Gibt es bald die erste schwarze Richterin am Supreme Court?
Die Karten im US-Supreme-Court werden neu gemischt. Halten Joe Bidens Demokraten zusammen, könnte erstmals eine schwarze Richterin an das höchste US-Gericht berufen werden.
Dass US-Präsident Joe Biden derzeit einen Lauf hat, würden selbst unverbesserliche Optimisten in Washington kaum behaupten: Seine Umfragewerte stürzen immer tiefer, die Inflation steigt, das Sozial- und Klimapaket ist gescheitert, die Wahlrechtsreform scheint blockiert. Nun sorgt ausgerechnet ein Rücktritt für eine rapide Stimmungsaufhellung im Weißen Haus. Seit am Mittwoch durchsickerte, dass der Verfassungsrichter Stephen Breyer in den Ruhestand geht, wirken Bidens Demokraten wie aufgeputscht. Auf den ersten Blick mag das verwundern, denn Breyer ist ein hoch angesehener, pragmatisch-liberaler Jurist. Die Neubesetzung seines Sitzes wird an den Mehrheitsverhältnissen des Supreme Courts nichts ändern. Doch der Rückzug des auf Lebenszeit ernannten 83-Jährigen verhindert eine weitere Rechtsverschiebung des obersten Gerichts und ermöglicht es, die erste schwarze Verfassungsrichterin in der Geschichte der USA zu installieren.

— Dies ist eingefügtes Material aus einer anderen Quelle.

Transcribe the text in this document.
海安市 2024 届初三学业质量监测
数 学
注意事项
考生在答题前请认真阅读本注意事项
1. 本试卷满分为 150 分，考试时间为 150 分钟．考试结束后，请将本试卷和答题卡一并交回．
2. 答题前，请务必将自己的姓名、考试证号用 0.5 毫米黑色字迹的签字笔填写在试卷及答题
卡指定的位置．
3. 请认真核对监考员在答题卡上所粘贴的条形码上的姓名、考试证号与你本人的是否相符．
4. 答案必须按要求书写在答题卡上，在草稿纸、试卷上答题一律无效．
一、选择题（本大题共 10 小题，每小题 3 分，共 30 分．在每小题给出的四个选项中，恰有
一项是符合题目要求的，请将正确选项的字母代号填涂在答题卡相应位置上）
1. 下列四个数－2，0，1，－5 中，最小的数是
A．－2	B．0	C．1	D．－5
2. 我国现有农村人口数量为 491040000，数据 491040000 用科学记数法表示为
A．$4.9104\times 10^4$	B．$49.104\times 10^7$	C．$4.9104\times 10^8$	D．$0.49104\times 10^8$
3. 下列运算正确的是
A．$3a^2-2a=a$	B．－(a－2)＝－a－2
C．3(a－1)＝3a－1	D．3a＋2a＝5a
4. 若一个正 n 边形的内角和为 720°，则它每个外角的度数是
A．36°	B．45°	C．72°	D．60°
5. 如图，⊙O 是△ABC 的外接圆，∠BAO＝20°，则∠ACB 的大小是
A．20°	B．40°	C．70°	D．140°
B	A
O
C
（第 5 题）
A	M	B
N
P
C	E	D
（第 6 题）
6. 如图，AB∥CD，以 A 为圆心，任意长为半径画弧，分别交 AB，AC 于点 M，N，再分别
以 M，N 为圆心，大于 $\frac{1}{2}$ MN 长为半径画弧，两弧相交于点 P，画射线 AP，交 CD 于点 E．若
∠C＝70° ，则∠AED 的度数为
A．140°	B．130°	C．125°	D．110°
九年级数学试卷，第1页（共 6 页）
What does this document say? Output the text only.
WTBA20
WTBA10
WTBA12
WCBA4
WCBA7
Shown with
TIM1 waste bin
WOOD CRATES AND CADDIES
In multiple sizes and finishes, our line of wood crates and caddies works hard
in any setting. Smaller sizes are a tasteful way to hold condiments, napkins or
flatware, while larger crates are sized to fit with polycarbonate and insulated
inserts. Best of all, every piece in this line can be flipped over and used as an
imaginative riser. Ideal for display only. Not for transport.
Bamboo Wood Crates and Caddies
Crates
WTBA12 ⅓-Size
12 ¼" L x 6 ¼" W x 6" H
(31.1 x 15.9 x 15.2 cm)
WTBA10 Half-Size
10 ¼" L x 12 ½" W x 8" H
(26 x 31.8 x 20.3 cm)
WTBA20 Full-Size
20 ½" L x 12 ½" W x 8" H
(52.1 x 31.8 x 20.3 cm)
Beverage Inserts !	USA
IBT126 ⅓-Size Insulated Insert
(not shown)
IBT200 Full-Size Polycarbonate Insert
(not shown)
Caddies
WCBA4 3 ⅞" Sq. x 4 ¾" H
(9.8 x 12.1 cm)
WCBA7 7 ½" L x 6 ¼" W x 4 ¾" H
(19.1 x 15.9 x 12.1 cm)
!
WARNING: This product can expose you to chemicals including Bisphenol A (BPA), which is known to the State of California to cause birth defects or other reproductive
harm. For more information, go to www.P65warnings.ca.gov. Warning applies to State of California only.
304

Da praktisch alle gesellschaftlichen Streitfragen vom Waffenrecht über die Abtreibung bis zu Diskriminierungen vor dem Supreme Court landen, besitzt dessen Besetzung eine enorme politische Bedeutung. Schon im Wahlkampf hatte Biden versprochen, mit der männlich-weißen Dominanz am Gericht zu brechen. Am Donnerstag versprach er dann, dass eine schwarze Frau berufen werden soll. Es gibt gleich drei afroamerikanische Top-Kandidatinnen, die sämtlich als hoch qualifiziert gelten. Wenn die Demokraten im Senat zusammenstehen, können sie die von Biden nominierte Bewerberin im Alleingang bestätigen.
Während alleine Ex-Präsident Donald Trump in seiner vierjährigen Amtszeit drei Verfassungsrichter durchsetzte und damit den Supreme Court dauerhaft nach rechts verschob, hat seit 2010 kein demokratischer Präsident mehr dort einen Posten besetzt. Nach dem Tod des rechten Richters Antonin Scalia nominierte der damalige Präsident Barack Obama im 2016 zwar den heutigen Justizminister Merrick Garland. Doch der republikanisch dominierte Senat verschleppte die Personalie, bis Obama aus dem Amt schied. Derweil hielt die linksliberale Justizikone Ruth Bader Ginsburg trotz angeschlagener Gesundheit an ihrem Posten fest. Als sie im September 2020 starb, peitschte Trump ohne Rücksicht auf politische Gepflogenheiten mit Amy Coney Barrett wenige Tage vor der Wahl eine rechte Nachfolgerin durch.
Die Konservativen haben eine sechs zu drei Mehrheit im Supreme Court
Seither haben die Konservativen eine Mehrheit von sechs zu drei Stimmen. Mit seinem Wechsel in den Ruhestand nach 28 Dienstjahren vermeidet Breyer eine Wiederholung des Ginsburg-Desasters. Doch die Zeit drängt. Für eine Bestätigung im Plenum reichen die 50 Demokraten-Stimmen plus dem Votum von Vizepräsidentin Kamala Harris. Vieles hängt also davon ab, ob die notorischen Abweichler Kyrsten Sinema und Joe Manchin, die schon Bidens Sozial- und Wahlgesetze versenkt haben, dieses Mal mit dem Präsidenten stimmen. Allerdings könnten auch zwei moderate republikanische Senatorinnen für Bidens Kandidatin votieren.